Un cammino difficile ma importante. È
quello che hanno intrapreso i vescovi della Calabria
per dire, a parole chiare, che nei confronti
delle mafie non esistono compromessi né mezze
misure. Al contrario, bisogna imparare a denunciarne
la presenza nel tessuto sociale. Tra le
decisioni adottate nell’assemblea dei vescovi vi
è che «negli Istituti teologici venga introdotto
un corso su Chiesa e ’ndrangheta». Significa che i
futuri preti dovranno, obbligatoriamente, studiare
il fenomeno della criminalità organizzata
e l’attività pastorale da mettere in campo per
contrastarla.
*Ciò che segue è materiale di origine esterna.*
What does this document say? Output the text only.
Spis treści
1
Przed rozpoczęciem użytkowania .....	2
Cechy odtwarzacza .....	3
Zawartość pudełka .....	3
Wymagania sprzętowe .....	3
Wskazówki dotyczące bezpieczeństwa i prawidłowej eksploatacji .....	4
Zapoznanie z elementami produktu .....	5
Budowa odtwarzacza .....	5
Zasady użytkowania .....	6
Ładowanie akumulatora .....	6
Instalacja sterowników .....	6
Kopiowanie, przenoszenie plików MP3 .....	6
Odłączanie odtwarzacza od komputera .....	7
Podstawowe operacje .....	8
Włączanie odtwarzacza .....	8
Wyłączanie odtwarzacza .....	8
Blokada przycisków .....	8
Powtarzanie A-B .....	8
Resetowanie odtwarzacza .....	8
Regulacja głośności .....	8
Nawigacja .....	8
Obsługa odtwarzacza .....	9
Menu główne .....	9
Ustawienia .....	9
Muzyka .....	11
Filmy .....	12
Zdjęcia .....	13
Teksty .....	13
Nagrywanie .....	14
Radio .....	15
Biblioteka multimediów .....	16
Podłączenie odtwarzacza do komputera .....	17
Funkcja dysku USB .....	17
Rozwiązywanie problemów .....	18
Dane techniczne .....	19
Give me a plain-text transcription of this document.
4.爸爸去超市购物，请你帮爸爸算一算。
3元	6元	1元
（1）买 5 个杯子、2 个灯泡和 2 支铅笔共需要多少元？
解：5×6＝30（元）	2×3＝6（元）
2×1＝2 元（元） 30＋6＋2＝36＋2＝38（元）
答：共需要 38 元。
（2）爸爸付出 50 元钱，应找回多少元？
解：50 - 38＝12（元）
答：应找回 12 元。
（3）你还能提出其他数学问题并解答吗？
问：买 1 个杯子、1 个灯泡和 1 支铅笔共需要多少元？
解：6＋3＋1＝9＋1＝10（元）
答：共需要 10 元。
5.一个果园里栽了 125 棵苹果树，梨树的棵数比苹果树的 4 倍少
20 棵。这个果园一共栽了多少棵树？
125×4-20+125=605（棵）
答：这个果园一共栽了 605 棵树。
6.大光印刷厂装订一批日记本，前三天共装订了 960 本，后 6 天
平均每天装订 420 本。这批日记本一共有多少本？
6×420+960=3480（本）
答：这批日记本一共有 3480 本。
Nella nota, viene poi ribadita, più
in generale, «l’inderogabile importanza di un
cammino educativo che coinvolga i ragazzi fin
dai primi anni della loro vita, incentrato sulla
frontiera della legalità, indispensabile per una
crescita umana, oltre che civile e sociale della nostra
terra e della vera libertà». La nota si conclude
con un appello a tutti i cristiani di Calabria
perché abbiano a cuore il «coraggio della denuncia
» e la «fuga da ogni omertà». Decisioni inedite
per un nuovo futuro.
TONIO DELL’OLIO
Le parole di don Dell’Olio di Libera, a commento
del coraggioso documento dei vescovi calabresi, assumono
particolare significato dopo la presenza di papa
Francesco alla Giornata della memoria per le vittime
di mafia. Le sue parole di condanna, che hanno richiamato
l’anatema di Giovanni Paolo II ai mafiosi
nella Valle dei Templi ad Agrigento, dicono con chiarezza
da che parte sta la Chiesa. Nessuna strumentalizzazione
della fede è più lecita da parte della ’ndrangheta,
come avveniva al santuario della Madonna di
Polsi. E come racconta Annachiara Valle nel suo bel libro:
Santa malavita organizzata (San Paolo).